深入挖掘高时间分辨率的径向变化数据和与之匹配的环境因子数据,可进一步细化相关研究结论,聚焦不同条件下个体特征的响应机制。本研究中,TWD在不同条件下对VPD的响应模式存在差异,在VPDs条件下,TWD对VPD变化的敏感性较低。对VPDL和VPDs条件下TWD和VPD的相关关系研究表明,考虑时滞效应增加了TWD和VPDL之间的相关性,表明随着VPD的增加,树木将受到更多的水分胁迫。VPDs条件下,在TWDd中,考虑时滞效应减弱了TWD与VPD的相关性,这与兴安落叶松研究中在TWDd中考虑时滞效应增强了TWD与VPD的相关性的结果不同[11],究其原因可能与研究区域有关,其研究区域是大兴安岭地区,年均气温为-4.4 ℃,年均相对湿度为65.9%,年降水量约为473.5 mm,远低于本研究区域的年均气温(20.5~21.7 ℃)、年均相对湿度(80%~84%)和年降水量(1 200~1 600 mm)。VPD对TWD产生限制的阈值不是恒定的,不同气候带的VPD阈值存在差异,如Zweifel等[9]报道了温带树木生长的VPD阈值为0.4 kPa,而对潮湿热带森林的长期森林动态分析表明,热带树木生长的VPD阈值约0.9 kPa[35]。此外,Zweifel等[9]认为,当VPD足够低时,即使土壤适度干燥,树干仍可以进行径向生长;其次可能与树种特性有关,Raffelsbauer等[36]研究表明不同的树种具有不同的水回收能力。

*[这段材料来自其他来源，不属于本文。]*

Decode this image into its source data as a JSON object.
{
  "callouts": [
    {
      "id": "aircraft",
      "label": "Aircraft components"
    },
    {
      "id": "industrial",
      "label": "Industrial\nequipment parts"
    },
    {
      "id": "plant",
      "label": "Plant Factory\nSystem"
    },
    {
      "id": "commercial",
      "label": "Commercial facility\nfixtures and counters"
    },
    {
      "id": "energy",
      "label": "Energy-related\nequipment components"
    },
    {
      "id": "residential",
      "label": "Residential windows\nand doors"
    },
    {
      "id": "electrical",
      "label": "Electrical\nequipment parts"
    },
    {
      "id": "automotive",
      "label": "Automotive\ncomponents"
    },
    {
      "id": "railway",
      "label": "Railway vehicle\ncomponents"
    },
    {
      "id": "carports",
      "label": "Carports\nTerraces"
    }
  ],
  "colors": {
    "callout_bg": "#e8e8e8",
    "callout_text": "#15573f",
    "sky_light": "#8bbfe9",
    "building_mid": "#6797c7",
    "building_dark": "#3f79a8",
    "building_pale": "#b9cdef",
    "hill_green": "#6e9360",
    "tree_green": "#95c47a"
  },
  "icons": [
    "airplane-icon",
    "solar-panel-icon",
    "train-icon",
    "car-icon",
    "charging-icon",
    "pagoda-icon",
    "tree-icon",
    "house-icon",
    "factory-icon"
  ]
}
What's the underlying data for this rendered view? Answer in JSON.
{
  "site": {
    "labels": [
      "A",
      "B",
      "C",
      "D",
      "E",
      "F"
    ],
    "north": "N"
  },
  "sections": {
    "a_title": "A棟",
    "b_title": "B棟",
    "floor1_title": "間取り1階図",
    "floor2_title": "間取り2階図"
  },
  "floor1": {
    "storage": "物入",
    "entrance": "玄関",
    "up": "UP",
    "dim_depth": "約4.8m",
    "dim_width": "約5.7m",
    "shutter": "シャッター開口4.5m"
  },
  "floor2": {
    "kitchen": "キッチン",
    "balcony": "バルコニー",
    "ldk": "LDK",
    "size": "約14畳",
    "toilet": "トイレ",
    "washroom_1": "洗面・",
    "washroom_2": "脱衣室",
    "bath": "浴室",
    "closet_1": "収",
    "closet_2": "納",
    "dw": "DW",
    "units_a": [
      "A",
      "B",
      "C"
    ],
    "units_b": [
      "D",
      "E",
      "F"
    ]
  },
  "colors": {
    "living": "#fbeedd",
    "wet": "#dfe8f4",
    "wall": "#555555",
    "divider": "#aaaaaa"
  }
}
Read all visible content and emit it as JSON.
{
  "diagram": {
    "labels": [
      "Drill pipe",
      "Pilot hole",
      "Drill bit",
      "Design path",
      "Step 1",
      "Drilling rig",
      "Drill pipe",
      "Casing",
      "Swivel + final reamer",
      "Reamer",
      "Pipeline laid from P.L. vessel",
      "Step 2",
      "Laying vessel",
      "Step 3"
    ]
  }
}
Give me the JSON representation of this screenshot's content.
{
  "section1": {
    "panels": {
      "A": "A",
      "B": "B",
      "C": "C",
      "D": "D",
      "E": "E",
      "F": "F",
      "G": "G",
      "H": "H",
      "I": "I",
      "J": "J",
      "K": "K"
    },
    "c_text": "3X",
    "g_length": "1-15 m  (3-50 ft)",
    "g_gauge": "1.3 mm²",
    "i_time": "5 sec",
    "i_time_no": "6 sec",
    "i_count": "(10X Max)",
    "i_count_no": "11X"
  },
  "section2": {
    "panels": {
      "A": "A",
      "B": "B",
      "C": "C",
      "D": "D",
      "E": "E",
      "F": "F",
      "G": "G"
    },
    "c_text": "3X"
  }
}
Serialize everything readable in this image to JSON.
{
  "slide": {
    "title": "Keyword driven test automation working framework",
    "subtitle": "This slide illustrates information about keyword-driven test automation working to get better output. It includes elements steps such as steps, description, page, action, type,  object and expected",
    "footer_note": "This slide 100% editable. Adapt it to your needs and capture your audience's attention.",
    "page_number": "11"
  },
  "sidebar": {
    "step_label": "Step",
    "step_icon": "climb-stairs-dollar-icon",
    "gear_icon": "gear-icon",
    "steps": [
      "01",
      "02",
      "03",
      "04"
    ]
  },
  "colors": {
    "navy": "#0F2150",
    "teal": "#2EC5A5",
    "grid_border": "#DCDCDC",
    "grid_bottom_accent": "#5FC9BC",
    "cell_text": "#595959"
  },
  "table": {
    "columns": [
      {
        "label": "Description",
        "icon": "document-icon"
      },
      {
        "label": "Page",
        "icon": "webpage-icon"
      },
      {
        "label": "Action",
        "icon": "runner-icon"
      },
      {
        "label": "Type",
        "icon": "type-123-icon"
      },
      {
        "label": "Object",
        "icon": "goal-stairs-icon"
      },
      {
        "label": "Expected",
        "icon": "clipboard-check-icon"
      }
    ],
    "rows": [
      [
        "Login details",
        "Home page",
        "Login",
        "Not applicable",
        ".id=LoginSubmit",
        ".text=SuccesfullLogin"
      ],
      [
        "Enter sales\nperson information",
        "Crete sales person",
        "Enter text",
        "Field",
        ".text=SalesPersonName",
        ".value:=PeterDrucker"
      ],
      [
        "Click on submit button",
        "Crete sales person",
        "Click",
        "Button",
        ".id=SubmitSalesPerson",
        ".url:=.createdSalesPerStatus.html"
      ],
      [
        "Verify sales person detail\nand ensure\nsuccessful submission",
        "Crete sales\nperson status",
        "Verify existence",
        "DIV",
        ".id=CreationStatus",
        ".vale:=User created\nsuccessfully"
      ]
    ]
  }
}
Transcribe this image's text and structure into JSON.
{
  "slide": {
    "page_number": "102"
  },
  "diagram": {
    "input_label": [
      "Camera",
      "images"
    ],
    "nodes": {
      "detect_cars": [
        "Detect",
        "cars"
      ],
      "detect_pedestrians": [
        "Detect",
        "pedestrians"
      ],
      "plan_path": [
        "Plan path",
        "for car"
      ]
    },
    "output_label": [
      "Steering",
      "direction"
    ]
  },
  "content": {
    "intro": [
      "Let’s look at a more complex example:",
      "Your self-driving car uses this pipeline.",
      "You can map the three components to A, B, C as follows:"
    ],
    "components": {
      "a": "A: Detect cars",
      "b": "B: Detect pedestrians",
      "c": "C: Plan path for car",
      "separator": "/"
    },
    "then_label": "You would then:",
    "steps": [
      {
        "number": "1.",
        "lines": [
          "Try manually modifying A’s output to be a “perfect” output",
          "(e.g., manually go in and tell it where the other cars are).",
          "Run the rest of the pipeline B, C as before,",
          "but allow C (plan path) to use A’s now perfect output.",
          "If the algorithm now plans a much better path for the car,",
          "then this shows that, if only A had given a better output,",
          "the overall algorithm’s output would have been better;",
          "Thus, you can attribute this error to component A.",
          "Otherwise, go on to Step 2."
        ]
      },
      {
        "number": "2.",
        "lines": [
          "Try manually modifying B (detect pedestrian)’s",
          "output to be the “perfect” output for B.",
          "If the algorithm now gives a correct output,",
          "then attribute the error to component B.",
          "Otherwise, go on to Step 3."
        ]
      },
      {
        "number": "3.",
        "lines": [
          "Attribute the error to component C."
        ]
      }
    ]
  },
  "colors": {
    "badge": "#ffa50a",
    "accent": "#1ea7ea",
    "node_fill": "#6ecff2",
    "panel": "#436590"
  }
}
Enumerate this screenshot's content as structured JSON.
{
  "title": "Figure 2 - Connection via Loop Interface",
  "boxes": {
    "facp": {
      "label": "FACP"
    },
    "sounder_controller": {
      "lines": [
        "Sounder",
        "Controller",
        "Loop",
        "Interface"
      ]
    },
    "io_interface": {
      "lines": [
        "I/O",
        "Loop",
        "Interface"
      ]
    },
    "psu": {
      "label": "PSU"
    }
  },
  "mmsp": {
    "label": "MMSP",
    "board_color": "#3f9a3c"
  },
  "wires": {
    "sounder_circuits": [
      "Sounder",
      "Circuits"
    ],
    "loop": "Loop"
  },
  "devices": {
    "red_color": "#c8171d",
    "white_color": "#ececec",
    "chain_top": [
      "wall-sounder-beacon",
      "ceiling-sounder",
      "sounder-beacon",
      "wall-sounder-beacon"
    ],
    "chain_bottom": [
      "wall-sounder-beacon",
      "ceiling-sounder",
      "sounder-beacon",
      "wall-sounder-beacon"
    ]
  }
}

以往径向生长与环境因子的关系研究常考虑多个环境因子,这虽然使研究更加系统,但削弱了研究的深度和针对性。本研究高分辨率的径向生长数据为分析树干径向水分亏缺与饱和水汽压差的关系提供了良好机会,但是单一生长季和点位的研究结果也使得本研究存在一定的局限性,今后的工作可以深入分析不同气候条件下(如干旱年和湿润年)二者相关性的差别,或设置多树种的监测,并以本研究的结果为基础继续探索不同树种对VPD的响应特征。此外,未来的研究应纳入其他因素,如功能性状、树干液流等,对于进一步理解该研究至关重要。
4 结 论
在失水期和复水期,TWD对VPD的响应特征不同,且在不同分化等级间存在差异;失水期和复水期的划分有助于研究TWD与VPD的相关性。TWD与VPD呈正相关,且存在时滞效应。在研究TWD与VPD的相关性时,需要考虑时滞的影响。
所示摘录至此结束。